A full SEO strategy in 2026 treats schema markup as a persistent infrastructure investment rather than a one-time configuration task. As new schema types are released, as content categories expand, and as AI platforms develop new citation surfaces, maintaining an accurate and comprehensive structured data layer becomes an ongoing responsibility.
For AI SEO services, schema markup is one of the most concrete, measurable technical interventions available. Unlike content quality or entity authority — which are harder to quantify and slower to build — schema implementation can be deployed site-wide within days and validated immediately.
Rich Results Gallery: What Each Schema Type Produces
Understanding what each schema type unlocks helps prioritize implementation order:
Schema Type — Rich Result
Article — Structured author/date display in AI panels
FAQPage — Expandable Q&A dropdowns in SERP
Product — Star ratings, price, availability in SERP
AggregateRating — Star rating display on non-product pages
LocalBusiness — Knowledge panel, local pack enhancement
HowTo — Step-by-step display in SERP
BreadcrumbList — Breadcrumb trail in SERP URL
Event — Event card with date, location, tickets
Recipe — Recipe card with image, time, ratings
VideoObject — Video thumbnail and duration in SERP
Frequently Asked Questions
Do I need to know how to code to implement schema markup?+
Basic schema markup can be implemented without coding using plugins (for WordPress) or online generators (like Merkle's Schema Markup Generator). For custom-built sites or complex implementations at scale, developer assistance is needed. The validation step — using Google's Rich Results Test — requires no technical knowledge.

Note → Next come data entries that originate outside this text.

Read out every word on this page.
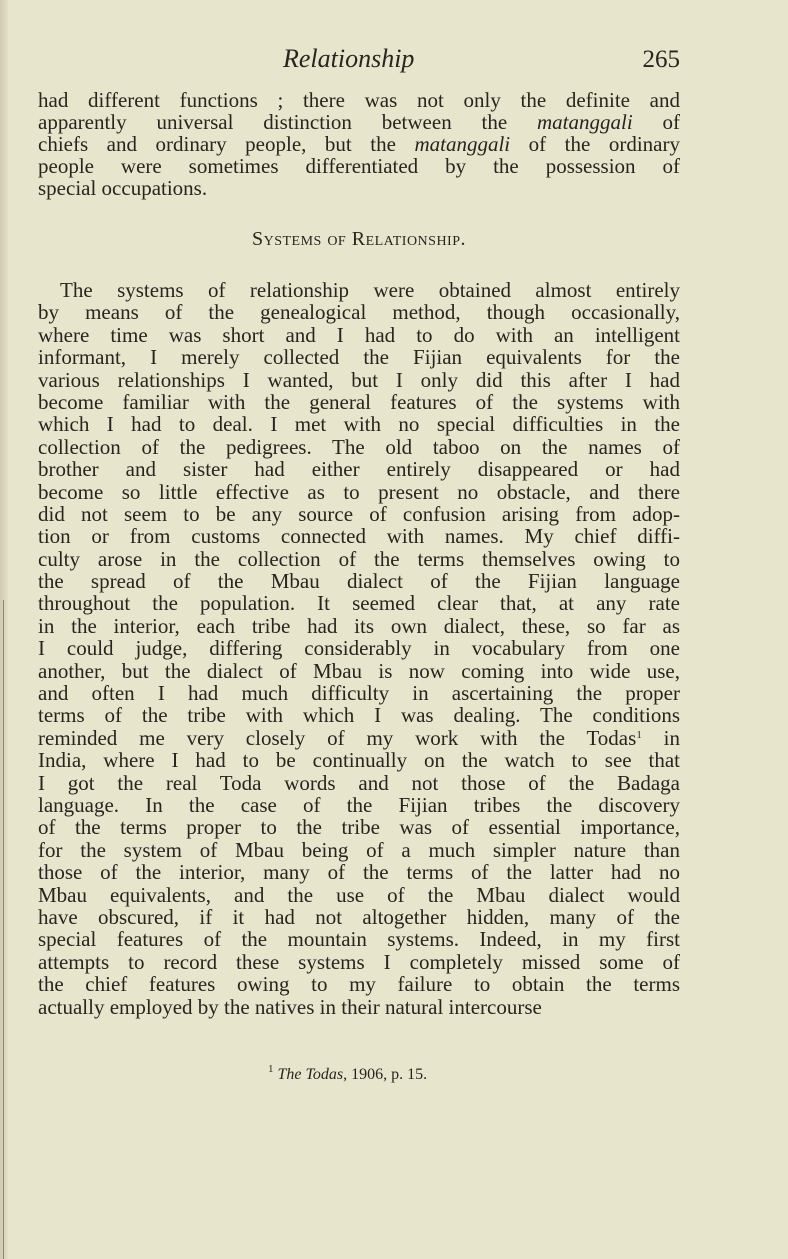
Relationship	265
had different functions ; there was not only the definite and
apparently universal distinction between the matanggali of
chiefs and ordinary people, but the matanggali of the ordinary
people were sometimes differentiated by the possession of
special occupations.
Systems of Relationship.
The systems of relationship were obtained almost entirely
by means of the genealogical method, though occasionally,
where time was short and I had to do with an intelligent
informant, I merely collected the Fijian equivalents for the
various relationships I wanted, but I only did this after I had
become familiar with the general features of the systems with
which I had to deal. I met with no special difficulties in the
collection of the pedigrees. The old taboo on the names of
brother and sister had either entirely disappeared or had
become so little effective as to present no obstacle, and there
did not seem to be any source of confusion arising from adop-
tion or from customs connected with names. My chief diffi-
culty arose in the collection of the terms themselves owing to
the spread of the Mbau dialect of the Fijian language
throughout the population. It seemed clear that, at any rate
in the interior, each tribe had its own dialect, these, so far as
I could judge, differing considerably in vocabulary from one
another, but the dialect of Mbau is now coming into wide use,
and often I had much difficulty in ascertaining the proper
terms of the tribe with which I was dealing. The conditions
reminded me very closely of my work with the Todas$^1$ in
India, where I had to be continually on the watch to see that
I got the real Toda words and not those of the Badaga
language. In the case of the Fijian tribes the discovery
of the terms proper to the tribe was of essential importance,
for the system of Mbau being of a much simpler nature than
those of the interior, many of the terms of the latter had no
Mbau equivalents, and the use of the Mbau dialect would
have obscured, if it had not altogether hidden, many of the
special features of the mountain systems. Indeed, in my first
attempts to record these systems I completely missed some of
the chief features owing to my failure to obtain the terms
actually employed by the natives in their natural intercourse
$^1$ The Todas, 1906, p. 15.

Does schema markup directly improve rankings?+
Schema markup does not directly affect traditional ranking algorithms. Its value is in unlocking rich results (which improve CTR) and in providing machine-readable signals that support E-E-A-T evaluation and AI citation probability.
Which schema type should I implement first?+
For most sites, the priority order is: Organization (sitewide entity establishment), Article (all editorial/blog content), FAQPage (wherever FAQ sections exist), LocalBusiness (for location-based businesses), Product (for e-commerce). BreadcrumbList and HowTo follow based on content type.
How do I know if my schema is working?+
Google Search Console's Enhancements reports show detected schema, errors, and valid items across the site. The Rich Results Test validates individual pages. Watching for rich result appearances in SERPs for pages with newly implemented schema provides direct confirmation.
Does schema markup help with AI Overviews specifically?+
Yes. Article schema (especially `author`, `datePublished`, `publisher`) and FAQPage schema are directly used by Google's AI Overview system. Correct implementation improves the machine-readable quality of content, making it a more reliable citation candidate for AI-generated answers.